Les CFE transmettent l’existence de votre société à tous les organismes publics concernés et à l’inspection du travail si vous déclarez un salarié. L’Insee vous transmettra ensuite un code APE et un numéro de Siret (numéro de référence de votre entreprise dans tous les actes civils et commerciaux).
- Se déclarer à l’URSSAF : vous devez remplir un formulaire et fournir quelques pièces justificatives :
- Pour les entreprises individuelles :
Sur le formulaire :
Informations générales : Noms, adresses, nationalité, les principales activités de l’entreprise, enseigne ou nom commercial, le choix de votre immatriculation et l’effectif du salarié de début d’exercice. A ne pas oublier dans le cadre n°11, le régime fiscal ! Optez de préférence pour le paiement de la TVA si vous voulez renoncer à la franchise de base de TVA et au régime fiscal de la micro-entreprise.

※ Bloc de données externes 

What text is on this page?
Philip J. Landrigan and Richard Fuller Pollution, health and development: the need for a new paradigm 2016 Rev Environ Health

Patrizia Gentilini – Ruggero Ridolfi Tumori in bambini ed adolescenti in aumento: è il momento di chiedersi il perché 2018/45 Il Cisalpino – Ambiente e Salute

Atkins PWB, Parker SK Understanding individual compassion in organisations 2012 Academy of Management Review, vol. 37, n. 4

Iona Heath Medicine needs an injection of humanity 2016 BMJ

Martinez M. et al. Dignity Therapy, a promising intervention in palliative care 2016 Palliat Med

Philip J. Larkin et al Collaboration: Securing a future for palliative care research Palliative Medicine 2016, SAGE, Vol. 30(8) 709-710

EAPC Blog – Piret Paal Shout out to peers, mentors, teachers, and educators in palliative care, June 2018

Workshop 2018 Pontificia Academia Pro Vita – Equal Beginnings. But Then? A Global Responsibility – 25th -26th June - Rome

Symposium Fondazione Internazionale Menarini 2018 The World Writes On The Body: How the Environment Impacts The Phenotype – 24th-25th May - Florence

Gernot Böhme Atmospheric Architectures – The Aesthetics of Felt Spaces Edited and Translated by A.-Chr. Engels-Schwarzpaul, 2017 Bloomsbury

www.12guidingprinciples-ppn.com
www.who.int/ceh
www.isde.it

Pour la partie déclaration sociale, les éléments à transmettre sont :
- Votre numéro de sécurité sociale ;
- Le dernier organisme d’affiliation à une caisse primaire d’assurance maladie ;
- Votre situation (et celle de votre conjoint) antérieure et actuelle, si vous exercez simultanément une autre activité professionnelle ;
- La liste détaillée des membres de votre famille qui seront couverts par votre assurance maladie ;
- Le choix d’une caisse de retraite professionnelle ou interprofessionnelle ;
- Le choix d’un organisme d’assurance maladie : le CFE dispose d’une liste des organismes conventionnés gérant les cotisations et les prestations sociales d’assurance maladie maternité pour le compte de la Canam. Les règles de fonctionnement et de calcul des cotisations sont identiques pour tous.
Les pièces à présenter :
- Une photocopie de votre carte d’identité ;
- Une déclaration sur l’honneur de non-condamnation ;
- Un extrait d’acte de mariage et une copie d’acte de mariage / extrait d’acte de naissance annoté du divorce le cas échéant ;
- Pour les artisans, une attestation de suivi d’un stage d’initiation à la gestion ;
- Pour les commerciaux, un contrat passé avec le client.
- Pour les sociétés (EURL et SARL) :
Les démarches d’enregistrement sont :
- Enregistrement des statuts (4 exemplaires signés des associés) auprès du centre des Impôts du siège de la société. Les droits d’enregistrement sont gratuits.
- Blocage du capital dans une banque (compte professionnel obligatoire) ;
- Publication d’un avis de constitution dans un journal d’annonces légales de votre département. Comptez environ 100 euros de frais.
- Déposer le dossier dans le CFE de la Chambre de Commerce du siège. Il est conseillé de leur rendre visite avant, les formalités variant d’un département à un autre, ainsi que les frais. Comptez également 100 euros.
- Une fois la société créée, l’enregistrer au bureau de poste dont dépend le siège. Puis prendre un abonnement téléphonique, l’assurer, acheter des livres légaux et prendre un expert-comptable.
A la suite de ces démarches, vous recevrez dans les 15 jours qui suivent un Kbis de société ainsi qu’un numéro de Siren et un code APE (NAF). Seulement alors, vous pourrez débloquer les fonds à la banque.
Concernant l’EURL, les démarches sont similaires à la différence qu’elle ne comporte qu’un seul actionnaire (en général le gérant).